RECIPE

Streaming UI from LLM Tokens

Render UI components incrementally as LLM tokens arrive — no spinners, no full-page reloads.

Core Pattern

Open a ReadableStream from your LLM endpoint. Parse the SSE chunks on the client, accumulate partial JSON, and feed it into a state machine that decides when a component boundary is complete enough to render.
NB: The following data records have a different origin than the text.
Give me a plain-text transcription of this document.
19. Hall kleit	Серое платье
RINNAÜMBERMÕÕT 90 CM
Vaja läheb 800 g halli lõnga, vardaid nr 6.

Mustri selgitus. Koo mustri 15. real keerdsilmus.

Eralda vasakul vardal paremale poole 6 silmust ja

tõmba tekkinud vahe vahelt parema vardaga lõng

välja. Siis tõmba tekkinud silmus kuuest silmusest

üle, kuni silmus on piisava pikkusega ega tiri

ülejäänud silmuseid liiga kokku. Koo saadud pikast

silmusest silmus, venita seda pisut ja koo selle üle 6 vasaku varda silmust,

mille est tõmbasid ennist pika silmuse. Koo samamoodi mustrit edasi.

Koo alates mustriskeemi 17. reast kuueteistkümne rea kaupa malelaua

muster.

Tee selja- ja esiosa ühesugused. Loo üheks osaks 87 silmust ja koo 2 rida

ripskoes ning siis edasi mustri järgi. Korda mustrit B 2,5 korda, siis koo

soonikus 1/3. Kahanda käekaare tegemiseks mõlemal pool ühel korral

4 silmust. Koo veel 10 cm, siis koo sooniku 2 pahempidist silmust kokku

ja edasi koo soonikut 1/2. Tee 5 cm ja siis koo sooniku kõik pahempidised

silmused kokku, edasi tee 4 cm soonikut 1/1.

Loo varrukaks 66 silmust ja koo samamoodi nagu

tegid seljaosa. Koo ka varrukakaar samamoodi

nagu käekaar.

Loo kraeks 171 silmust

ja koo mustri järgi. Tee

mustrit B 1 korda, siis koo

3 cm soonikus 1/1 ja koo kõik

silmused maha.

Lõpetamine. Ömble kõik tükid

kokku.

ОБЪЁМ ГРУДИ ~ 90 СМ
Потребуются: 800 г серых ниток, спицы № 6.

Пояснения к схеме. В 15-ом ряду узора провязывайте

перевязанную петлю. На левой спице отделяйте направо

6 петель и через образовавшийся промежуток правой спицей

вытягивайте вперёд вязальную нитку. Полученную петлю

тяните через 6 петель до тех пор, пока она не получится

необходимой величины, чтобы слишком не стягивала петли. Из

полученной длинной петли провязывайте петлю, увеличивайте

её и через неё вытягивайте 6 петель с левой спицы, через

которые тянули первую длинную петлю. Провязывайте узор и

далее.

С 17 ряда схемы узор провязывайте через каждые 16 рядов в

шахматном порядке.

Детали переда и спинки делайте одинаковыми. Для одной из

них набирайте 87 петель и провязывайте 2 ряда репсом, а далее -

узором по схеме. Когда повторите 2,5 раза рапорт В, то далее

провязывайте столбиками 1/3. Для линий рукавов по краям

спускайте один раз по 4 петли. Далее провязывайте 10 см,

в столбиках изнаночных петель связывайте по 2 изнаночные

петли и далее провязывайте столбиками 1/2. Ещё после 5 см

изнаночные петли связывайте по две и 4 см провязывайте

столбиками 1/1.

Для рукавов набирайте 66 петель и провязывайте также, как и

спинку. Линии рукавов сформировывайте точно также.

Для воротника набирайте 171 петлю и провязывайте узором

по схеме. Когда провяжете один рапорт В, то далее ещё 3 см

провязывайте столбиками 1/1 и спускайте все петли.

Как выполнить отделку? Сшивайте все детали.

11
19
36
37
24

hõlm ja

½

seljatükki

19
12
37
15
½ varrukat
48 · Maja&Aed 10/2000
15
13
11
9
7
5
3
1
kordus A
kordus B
Token → Component Pipeline

fetch the streaming endpoint with Accept: text/event-stream
Pipe the response body through a TextDecoderStream
Split on data: prefixes and parse each chunk as a partial JSON fragment
Accumulate fragments into a structured state object — cards, rows, headings, code blocks
Re-render the component tree on each meaningful state transition

State Machine Design

Define a finite set of UI states: idle, streaming, partial, complete, error. Each incoming token advances the state. Only render a component when its required fields are fully populated — partial cards stay hidden until the LLM emits the closing brace.

Performance Guardrails

Throttle re-renders with requestAnimationFrame — never more than 60 fps
Use React.startTransition to keep the UI responsive during heavy token bursts
Cap the accumulated state buffer at ~50 KB to prevent memory bloat on long streams

Pro tip: Structure your LLM prompts to emit JSON with a predictable schema. Use a lightweight parser that tolerates truncation — the last chunk will almost always be incomplete.